During the last quarter of the nineteenth century, Delony achieved a prolific output of work. Though easel and miniature portraits formed her bread and butter, the artist also painted subjects including landscape, still life, genre scenes, and wildlife. She exhibited her work widely, representing Arkansas in a variety of expositions in locations including New Orleans, Chicago, and Atlanta. She worked predominantly in oils, and signed her surname in a myriad of combinations that changed with her marital status, including “Delony,” “Delony-Rice,” “Rice-Meyrowitz,” and other variations thereof.

In 1897 Delony became the first director of art at Arkansas Industrial University in Fayetteville, which became the University of Arkansas by the end of her tenure. Though she was only in Washington County for four years, she certainly left her mark, leaving as her legacy a promising art department and what would be the first baccalaureate art program in the state of Arkansas.

Delony pieces 2

By the turn of the century, the artist returned to New York to set up a studio, continuing to advertise her commissioned portrait services, “from life or photographs,” in Arkansas newspapers.5 In 1904, Delony, who proudly embraced her identity as a suffragist and feminist, was in the papers again, this time because she was elected to represent American women as an arts exhibitor at the International Council of Women in Berlin. This great honor was followed by many others, including an important portrait commission the following year in which she painted a full-length portrait of “the richest woman in America,” American businesswoman and financier Hetty Green (1834–1916).6 This portrait placed Delony in the national spotlight when a full-page image of the portrait was published in the New York Times. Following the dissemination of the portrait, local newspapers reported that the artist had received the “highest praise . . . from the best art critics in the country.”7 She remained in New York until 1935, when she moved back to Little Rock for the final time. Though she continued to paint from her home studio during her retirement, her output became more modest.

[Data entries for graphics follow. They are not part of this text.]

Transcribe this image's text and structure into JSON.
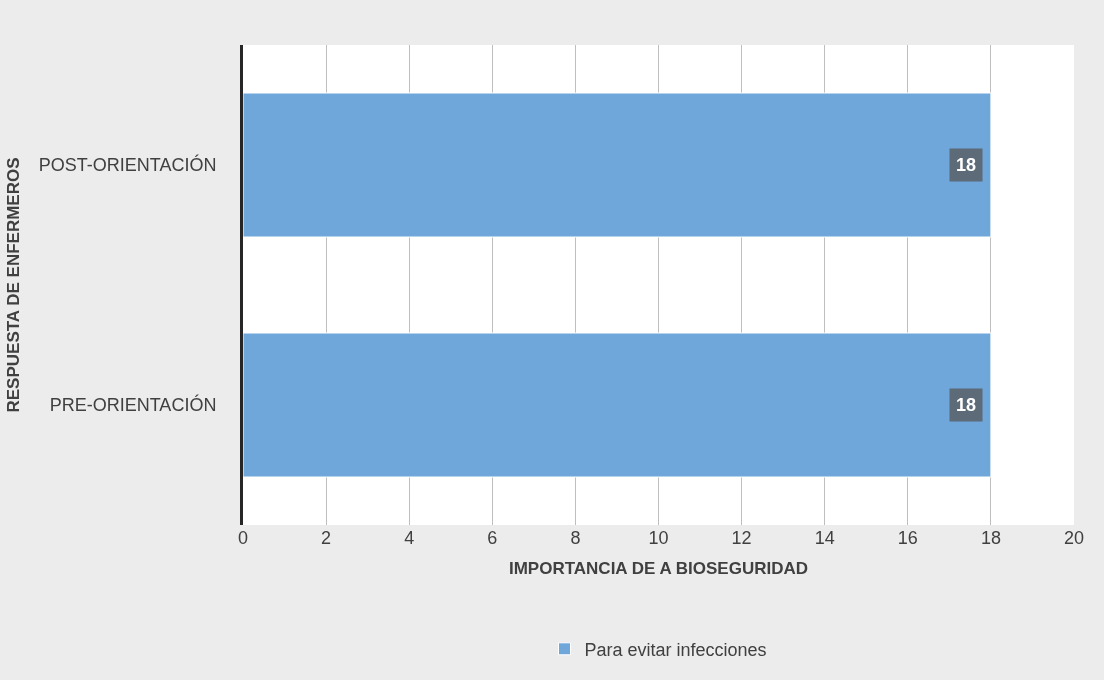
{
  "chart_data": {
    "type": "bar",
    "orientation": "horizontal",
    "categories": [
      "POST-ORIENTACIÓN",
      "PRE-ORIENTACIÓN"
    ],
    "series": [
      {
        "name": "Para evitar infecciones",
        "color": "#6fa7da",
        "values": [
          18,
          18
        ]
      }
    ],
    "xlabel": "IMPORTANCIA DE A BIOSEGURIDAD",
    "ylabel": "RESPUESTA DE ENFERMEROS",
    "xlim": [
      0,
      20
    ],
    "xticks": [
      0,
      2,
      4,
      6,
      8,
      10,
      12,
      14,
      16,
      18,
      20
    ],
    "grid": "x",
    "legend": "bottom",
    "data_labels": true
  }
}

Jenny Delony won the extraordinary respect of her peers and will be remembered as a consummate master of her craft who paved the way for countless Arkansas educators and students to pursue the study of art. Many of her portraits of celebrated Arkansans can be found in private and public collections throughout the state. 

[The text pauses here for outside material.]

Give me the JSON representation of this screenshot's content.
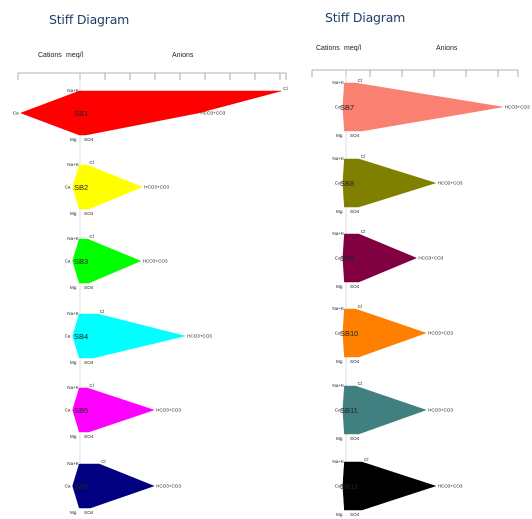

[1] Linda Hastings Baker, “Jenny Eakin Delony (1866–1949): Portraitist and Miniature Painter” (master’s thesis, University of Arkansas, Little Rock, 1993); “Former Arkansan Paints Portraits,” Arkansas Gazette, May 20, 1923; and Scrapbook no. 4, p. 35, Arkansas Arts Center Research Collection (clipping from the Arkansas Gazette, unspecified date in April of 1949).

[2] “The Richest Woman Dead,” Washington Herald, July 4, 1916.

[3] “Southern Art School,” Arkansas Gazette, May 26, 1897.

[4] “Southern Art School.”

[5] “Portrait Painter,” Arkansas Gazette, December 8, 1900.

[6] “The Richest Woman Dead,” Washington Herald, July 4, 1916.

[7] “Local Artist Wins Renown,” Arkansas Democrat, August 18, 1907.